¾ oz (20 g) caster sugar

2 teaspoons vanilla extract

1 rounded teaspoon ground cinnamon, plus a little extra for dusting

For the syrup glaze:

juice ½ small orange

1 dessertspoon lemon juice

1½ oz (40 g) dark brown soft sugar


a 23cm square tin, lined with baking parchment

Begin by whisking the 6 oz (175 g) sugar, eggs and oil together in a bowl using an electric hand whisk for 2-3 minutes.

Then sift together the flour, bicarbonate of soda and the mixed spice into the bowl, tipping in all the bits of bran that are left in the sieve. Now stir all this together, then fold in the orange zest, carrots and sultanas. After that pour the mixture into the prepared tin and bake on the centre shelf of the oven for 35-40 minutes, until it is well risen and feels firm and springy to the touch when lightly pressed in the centre.

While the cake is cooking, make the topping by mixing all the ingredients in a bowl until light and fluffy, then cover with clingfilm and chill for 1-2 hours or until needed. Now you need to make the syrup glaze, and to do this whisk together the fruit juices and sugar in a bowl.

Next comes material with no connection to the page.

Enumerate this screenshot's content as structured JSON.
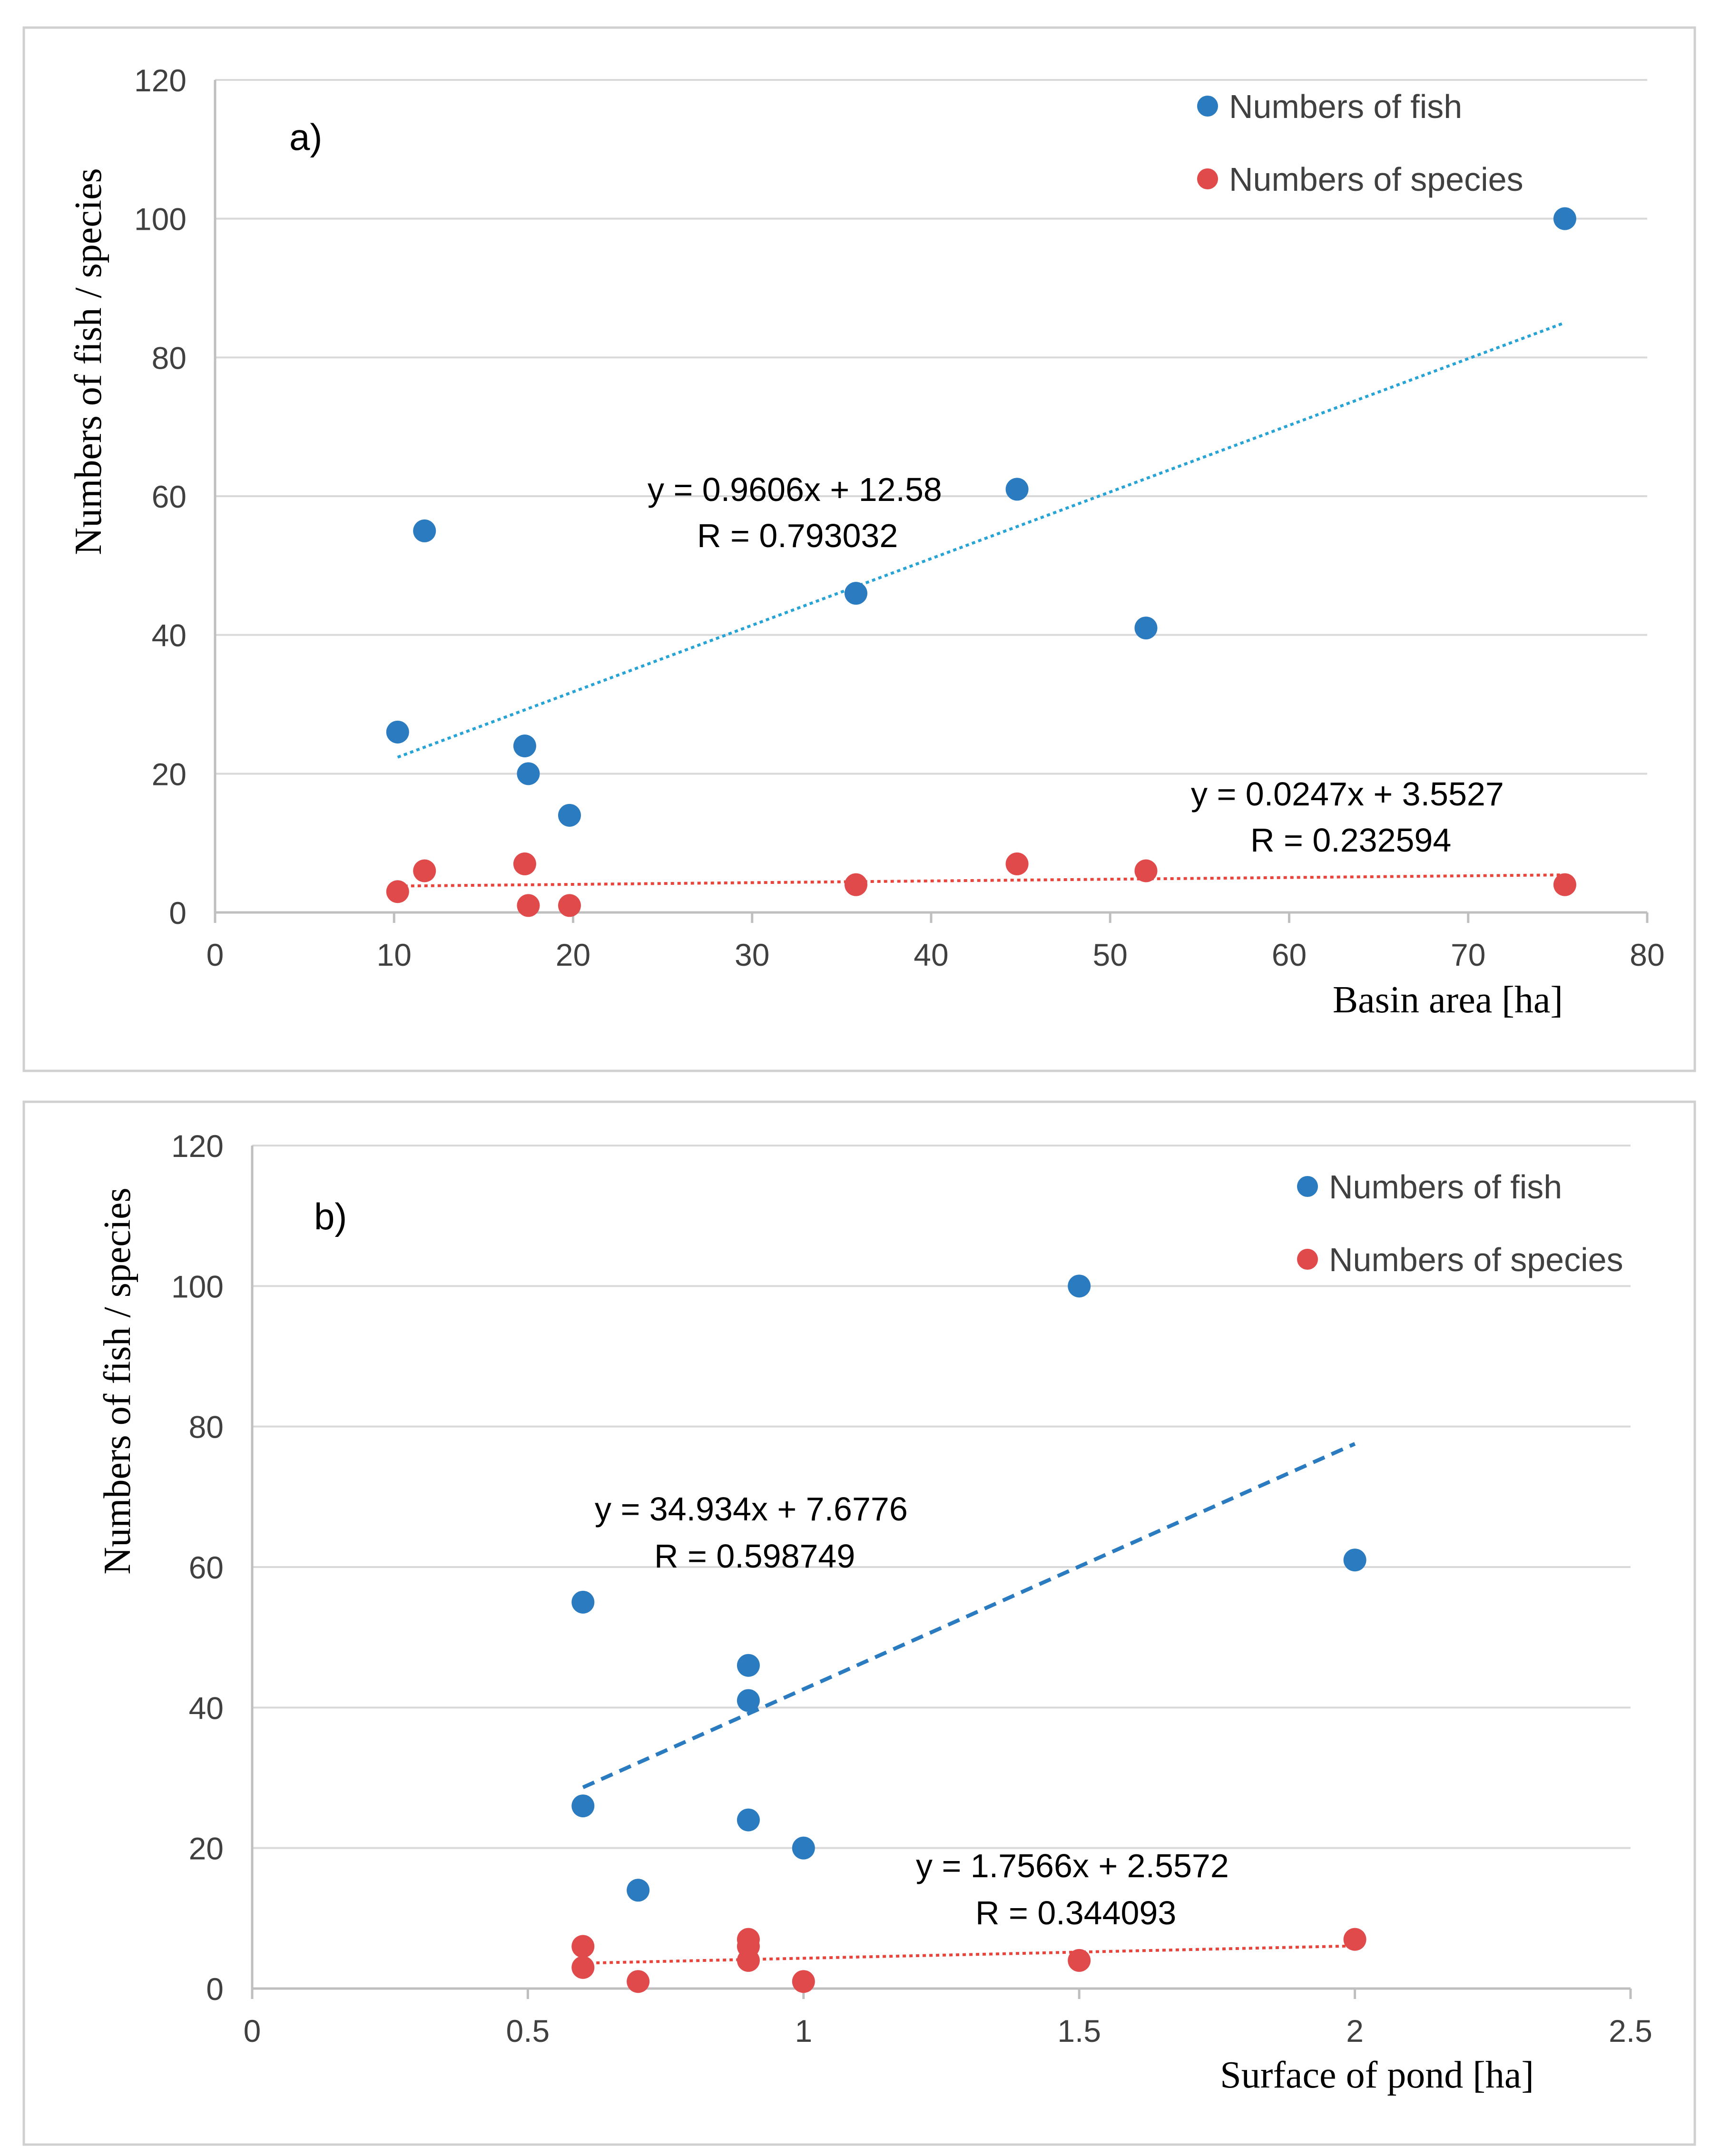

Then, when the cake comes out of the oven, stab it all over with a skewer and quickly spoon the syrup over as evenly as possible. Now leave the cake on one side to cool in the tin, during which time the syrup will be absorbed. Then, when the cake is completely cold, remove it from the tin, spread the topping over, cut it into 12 squares and dust with a little more cinnamon.


I have never made carrot cake before today. here's a confession. So why today, you ask? Well, tomorrow there is a fundraiser for the local school, the muddy fun run which is organised by a friend. She does a great job and has raised a lot of money for the school PTA over the years. The point being that she provides cakes and drinks to the runners after the event - and so needs lots of cake. Routinely, I would (or rather the Offspring would) make a Brownie for such an event. the Brownie recipe was from the Late Wife and is excellent and dependable (I must post it here as we make it all the time). But we fancied a change, and also the Youngest needed to do something different for her "Empty Box" homework. The Removed Cousin makes a wicked carrot cake, so I thought we would try and replicate it. Rather than trouble her for the recipe, we searched the web and came up with the one below, which is a Delia.

Every Fool Know that Delia is reliable, so we decided to try it, topping and all. I say that because I find the ubiquitous topping that slathers many a carrot cake to be a bit of a dificult thing. Often it is over-sweetened and cloying and actually detracts from the cake for me. But I went ahead with this version as the topping did not have too much added sugar although I am still on the fence about the need for cheese on top of a cake. I will try it without next time.

Incidentally the basic cake here is pretty good. Wholemeal flour, carrots and sultanas mean there is a reasonable amount of fibre to the cake (it is filling so you eat smaller pieces) and not over-sweetened. And the mixed spice and orange zest make the kitchen smell of Christmas which is an added bonus. The recipe was simple enough for the Youngest to make it and came out well. Incidentally, it specifies self-raising wholemeal flour (which I didn't have) so I used plain (bread) wholemeal and added a teaspoon of baking powder. Secondly, Delia has this syrup glaze which she adds onto the cake. I cant taste it in the finished item, so feel free to skip this step if you want.

We will see if it all goes when its on the table against all the other treats at the fun-run but based on the trimmings, it is tasty, spiced and warming.